Vor allem bei den Lockenmäusen sind die Tasthaare stark gebogen bis komplett verkräuselt und können ihren Zweck für die Maus nicht mehr erfüllen. Wer eine normale Maus beobachtet, wird schnell merken, wie wichtig für die Tiere die Tasthaare sind. Außerdem kommt es durch verformte Wimpern, deren Spitzen häufig ins Auge hineinwachsen zu chronischen Augenentzündungen, vor allem bei rotäugigen Mäusen. Das Fell dieser Tiere ist insgesamt viel dünner und da es für sie schwieriger zu pflegen ist kommt es deutlich häufiger zu  Parasitenbefall als bei normalen Mäusen. Durch das ungrade Herauswachsen der Haare aus den Hautpapillen kommt es oft zu Hautirritationen, die sog. Kratzmäuse sind vermehrt unter den Locken- und Langhaarmäusen zu finden.

A(y)- Mäuse (Fettgen)
 

Mäuse, die das A(y)-Gen (+ sämtlicher Verdünnungsformen davon) tragen neigen zur erblich vorprogrammierten Fettleibigkeit.
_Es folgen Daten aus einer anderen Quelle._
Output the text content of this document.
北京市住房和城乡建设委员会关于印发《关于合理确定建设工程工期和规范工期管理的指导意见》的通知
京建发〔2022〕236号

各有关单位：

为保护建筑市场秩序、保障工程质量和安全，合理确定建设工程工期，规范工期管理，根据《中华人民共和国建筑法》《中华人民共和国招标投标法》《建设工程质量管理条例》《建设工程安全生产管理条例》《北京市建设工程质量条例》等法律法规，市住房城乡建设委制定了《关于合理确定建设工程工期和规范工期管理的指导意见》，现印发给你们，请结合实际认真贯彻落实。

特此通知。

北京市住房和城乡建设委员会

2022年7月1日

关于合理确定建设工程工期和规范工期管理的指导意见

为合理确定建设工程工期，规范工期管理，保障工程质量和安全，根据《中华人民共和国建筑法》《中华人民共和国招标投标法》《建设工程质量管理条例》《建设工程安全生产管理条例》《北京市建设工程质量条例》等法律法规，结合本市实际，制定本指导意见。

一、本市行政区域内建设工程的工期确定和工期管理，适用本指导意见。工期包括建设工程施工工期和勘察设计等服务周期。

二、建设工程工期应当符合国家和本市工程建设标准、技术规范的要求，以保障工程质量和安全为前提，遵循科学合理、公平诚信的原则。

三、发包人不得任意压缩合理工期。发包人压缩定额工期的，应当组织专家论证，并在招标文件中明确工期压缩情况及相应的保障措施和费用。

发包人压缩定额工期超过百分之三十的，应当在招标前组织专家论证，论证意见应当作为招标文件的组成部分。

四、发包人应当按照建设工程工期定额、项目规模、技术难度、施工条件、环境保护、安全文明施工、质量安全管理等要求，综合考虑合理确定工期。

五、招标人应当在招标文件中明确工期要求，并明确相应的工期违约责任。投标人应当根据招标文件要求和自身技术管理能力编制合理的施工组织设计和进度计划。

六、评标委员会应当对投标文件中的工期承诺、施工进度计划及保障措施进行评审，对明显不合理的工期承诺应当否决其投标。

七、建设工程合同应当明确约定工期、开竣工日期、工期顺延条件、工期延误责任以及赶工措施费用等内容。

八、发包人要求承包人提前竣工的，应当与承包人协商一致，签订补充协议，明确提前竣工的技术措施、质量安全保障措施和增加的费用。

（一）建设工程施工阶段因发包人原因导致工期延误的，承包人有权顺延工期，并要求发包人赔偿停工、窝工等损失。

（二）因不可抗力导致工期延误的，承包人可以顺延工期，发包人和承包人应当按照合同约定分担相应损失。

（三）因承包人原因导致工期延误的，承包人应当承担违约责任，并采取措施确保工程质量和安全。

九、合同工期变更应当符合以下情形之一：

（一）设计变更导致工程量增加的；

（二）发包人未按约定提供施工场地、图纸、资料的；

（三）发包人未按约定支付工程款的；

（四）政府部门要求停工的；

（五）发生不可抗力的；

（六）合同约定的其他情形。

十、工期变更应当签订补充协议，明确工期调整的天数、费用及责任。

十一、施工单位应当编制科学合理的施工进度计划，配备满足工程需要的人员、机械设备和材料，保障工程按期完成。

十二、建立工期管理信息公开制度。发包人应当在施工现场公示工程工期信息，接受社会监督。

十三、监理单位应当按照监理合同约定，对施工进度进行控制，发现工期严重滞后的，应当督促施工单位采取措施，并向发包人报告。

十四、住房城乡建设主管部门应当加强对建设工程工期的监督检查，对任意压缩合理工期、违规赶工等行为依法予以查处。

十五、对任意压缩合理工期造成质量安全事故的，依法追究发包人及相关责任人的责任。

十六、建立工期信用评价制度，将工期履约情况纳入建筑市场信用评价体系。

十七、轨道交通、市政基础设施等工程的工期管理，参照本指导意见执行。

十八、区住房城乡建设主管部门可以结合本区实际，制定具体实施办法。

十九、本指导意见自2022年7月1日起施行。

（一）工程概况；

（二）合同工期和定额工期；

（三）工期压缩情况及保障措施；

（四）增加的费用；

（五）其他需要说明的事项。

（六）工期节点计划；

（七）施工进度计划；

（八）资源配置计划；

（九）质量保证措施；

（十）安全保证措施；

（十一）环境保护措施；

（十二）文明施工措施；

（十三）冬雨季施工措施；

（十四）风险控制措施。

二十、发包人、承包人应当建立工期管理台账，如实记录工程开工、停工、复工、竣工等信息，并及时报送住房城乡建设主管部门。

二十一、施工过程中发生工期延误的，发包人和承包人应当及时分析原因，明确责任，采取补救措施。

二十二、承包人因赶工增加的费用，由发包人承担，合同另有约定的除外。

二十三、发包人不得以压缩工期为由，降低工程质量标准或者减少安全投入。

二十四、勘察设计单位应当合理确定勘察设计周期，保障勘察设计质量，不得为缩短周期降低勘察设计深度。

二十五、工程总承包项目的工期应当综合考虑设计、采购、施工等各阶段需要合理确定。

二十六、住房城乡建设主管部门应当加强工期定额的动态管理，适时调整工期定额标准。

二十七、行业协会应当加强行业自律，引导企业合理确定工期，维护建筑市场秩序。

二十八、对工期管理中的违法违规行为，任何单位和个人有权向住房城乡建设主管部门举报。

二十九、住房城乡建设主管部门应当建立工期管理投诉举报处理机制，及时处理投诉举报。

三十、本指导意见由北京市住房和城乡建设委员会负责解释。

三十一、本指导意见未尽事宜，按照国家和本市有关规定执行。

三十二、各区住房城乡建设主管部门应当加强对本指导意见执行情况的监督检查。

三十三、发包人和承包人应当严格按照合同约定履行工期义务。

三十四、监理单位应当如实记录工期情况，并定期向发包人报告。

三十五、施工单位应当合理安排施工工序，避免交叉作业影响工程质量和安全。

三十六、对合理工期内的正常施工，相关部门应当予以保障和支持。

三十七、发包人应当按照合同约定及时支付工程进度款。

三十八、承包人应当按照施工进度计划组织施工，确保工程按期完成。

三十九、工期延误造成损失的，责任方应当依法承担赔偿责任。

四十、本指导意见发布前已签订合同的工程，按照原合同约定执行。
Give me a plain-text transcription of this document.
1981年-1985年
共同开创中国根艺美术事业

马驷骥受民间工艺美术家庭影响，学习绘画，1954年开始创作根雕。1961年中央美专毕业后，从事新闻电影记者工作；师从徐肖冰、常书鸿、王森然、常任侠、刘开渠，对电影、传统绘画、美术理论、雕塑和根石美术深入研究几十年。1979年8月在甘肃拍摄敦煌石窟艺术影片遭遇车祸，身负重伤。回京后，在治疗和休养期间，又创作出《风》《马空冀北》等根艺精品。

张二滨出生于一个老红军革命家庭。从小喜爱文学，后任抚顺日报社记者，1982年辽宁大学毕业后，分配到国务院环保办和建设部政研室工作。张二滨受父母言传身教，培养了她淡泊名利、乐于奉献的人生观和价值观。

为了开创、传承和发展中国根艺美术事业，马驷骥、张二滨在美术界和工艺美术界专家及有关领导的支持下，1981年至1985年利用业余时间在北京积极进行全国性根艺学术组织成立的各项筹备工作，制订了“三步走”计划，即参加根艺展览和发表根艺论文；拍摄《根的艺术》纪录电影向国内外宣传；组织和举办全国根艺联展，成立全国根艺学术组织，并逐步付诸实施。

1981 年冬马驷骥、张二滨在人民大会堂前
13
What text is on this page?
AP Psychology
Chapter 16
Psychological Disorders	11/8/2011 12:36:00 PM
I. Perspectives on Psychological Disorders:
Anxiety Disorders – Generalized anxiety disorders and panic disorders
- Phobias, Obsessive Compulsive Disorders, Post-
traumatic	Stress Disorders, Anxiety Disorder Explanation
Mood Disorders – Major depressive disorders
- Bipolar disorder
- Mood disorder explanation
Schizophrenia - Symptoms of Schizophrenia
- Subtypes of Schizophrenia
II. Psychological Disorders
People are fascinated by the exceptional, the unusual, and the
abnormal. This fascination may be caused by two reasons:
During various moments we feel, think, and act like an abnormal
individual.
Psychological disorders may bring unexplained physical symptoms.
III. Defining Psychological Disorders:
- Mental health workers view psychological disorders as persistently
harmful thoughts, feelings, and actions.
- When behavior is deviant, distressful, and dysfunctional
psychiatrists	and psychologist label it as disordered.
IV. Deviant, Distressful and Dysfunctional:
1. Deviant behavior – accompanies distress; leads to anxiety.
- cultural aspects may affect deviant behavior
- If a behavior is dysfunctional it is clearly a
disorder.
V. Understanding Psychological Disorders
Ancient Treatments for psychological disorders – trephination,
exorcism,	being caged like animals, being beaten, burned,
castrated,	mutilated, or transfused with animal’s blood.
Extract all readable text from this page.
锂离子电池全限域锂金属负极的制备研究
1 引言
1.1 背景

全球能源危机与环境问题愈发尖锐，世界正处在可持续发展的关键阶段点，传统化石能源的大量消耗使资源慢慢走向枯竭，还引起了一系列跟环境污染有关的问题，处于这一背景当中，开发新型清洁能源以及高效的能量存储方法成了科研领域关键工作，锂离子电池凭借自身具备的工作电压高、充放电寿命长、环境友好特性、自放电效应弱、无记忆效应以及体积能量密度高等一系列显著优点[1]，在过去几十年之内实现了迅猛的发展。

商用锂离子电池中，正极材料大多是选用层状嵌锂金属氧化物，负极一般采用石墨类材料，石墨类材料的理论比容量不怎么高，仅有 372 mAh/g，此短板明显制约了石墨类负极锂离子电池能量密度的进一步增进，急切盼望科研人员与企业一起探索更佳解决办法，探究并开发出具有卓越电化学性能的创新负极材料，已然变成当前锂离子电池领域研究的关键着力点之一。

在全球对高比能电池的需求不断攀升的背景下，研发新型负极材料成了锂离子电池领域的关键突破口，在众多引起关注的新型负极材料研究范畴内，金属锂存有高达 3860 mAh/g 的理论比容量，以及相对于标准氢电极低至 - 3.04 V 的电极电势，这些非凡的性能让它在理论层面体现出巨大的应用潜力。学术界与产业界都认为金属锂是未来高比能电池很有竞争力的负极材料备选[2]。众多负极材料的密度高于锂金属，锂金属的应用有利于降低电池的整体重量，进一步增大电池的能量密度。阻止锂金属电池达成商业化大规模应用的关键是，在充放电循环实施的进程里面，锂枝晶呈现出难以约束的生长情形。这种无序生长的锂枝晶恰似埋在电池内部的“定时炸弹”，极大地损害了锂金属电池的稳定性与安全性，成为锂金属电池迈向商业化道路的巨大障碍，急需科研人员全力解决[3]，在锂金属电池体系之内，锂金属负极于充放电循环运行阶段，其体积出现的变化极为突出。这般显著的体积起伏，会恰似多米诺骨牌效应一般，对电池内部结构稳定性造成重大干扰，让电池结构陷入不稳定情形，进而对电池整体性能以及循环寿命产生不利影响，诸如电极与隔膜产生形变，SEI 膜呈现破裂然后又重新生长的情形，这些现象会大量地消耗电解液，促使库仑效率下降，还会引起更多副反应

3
Dies betrifft Tiere mit den Farben: Red,Fawn,Cream,Sable und Marten Sable. Die Fettleibigkeit hat genetisch Ursachen und selbst mit einer strengen Diät nehmen die Tiere nicht ab. Sie leiden häufig unter Herz- Kreislaufproblemen, sind schnell kurzatmig, können nicht klettern und bekommen Gelenkserkrankungen wegen des lebenslang viel zu hohen Gewichtes.

Es gibt im Moment Bemühungen rote Mäuse ohne A(y) zu züchten. Die Farbe wird im Gegensatz zum A(y) rezessiv vererbt, die Tiere sind nomalgewichtig und fallen damit nicht unter die Qualzucht.

Tanzmäuse
  Tanzmäuse sind neurologisch schwerkranke Tiere, die andauernd im Kreis laufen.
Nacktmäuse

Die Probleme der Nacktmäuse ergeben sich von selbst.
Singmäuse
  Es gibt tatsächlich Händler, die sich nicht scheuen sog. Pfeif- oder Singmäuse zu verkaufen. Das sind Tiere mit einer schweren Mycoplasmoseinfektion deren Atemgeräusche durch irreversible Lungenschäden hervorgerufen werden. Diese Tiere haben ein geschwächtes Immunsystem und sollten nicht zur Zucht genommen werden. Sie würden die Belastungen mehrerer Trächtigkeiten nicht lange überleben.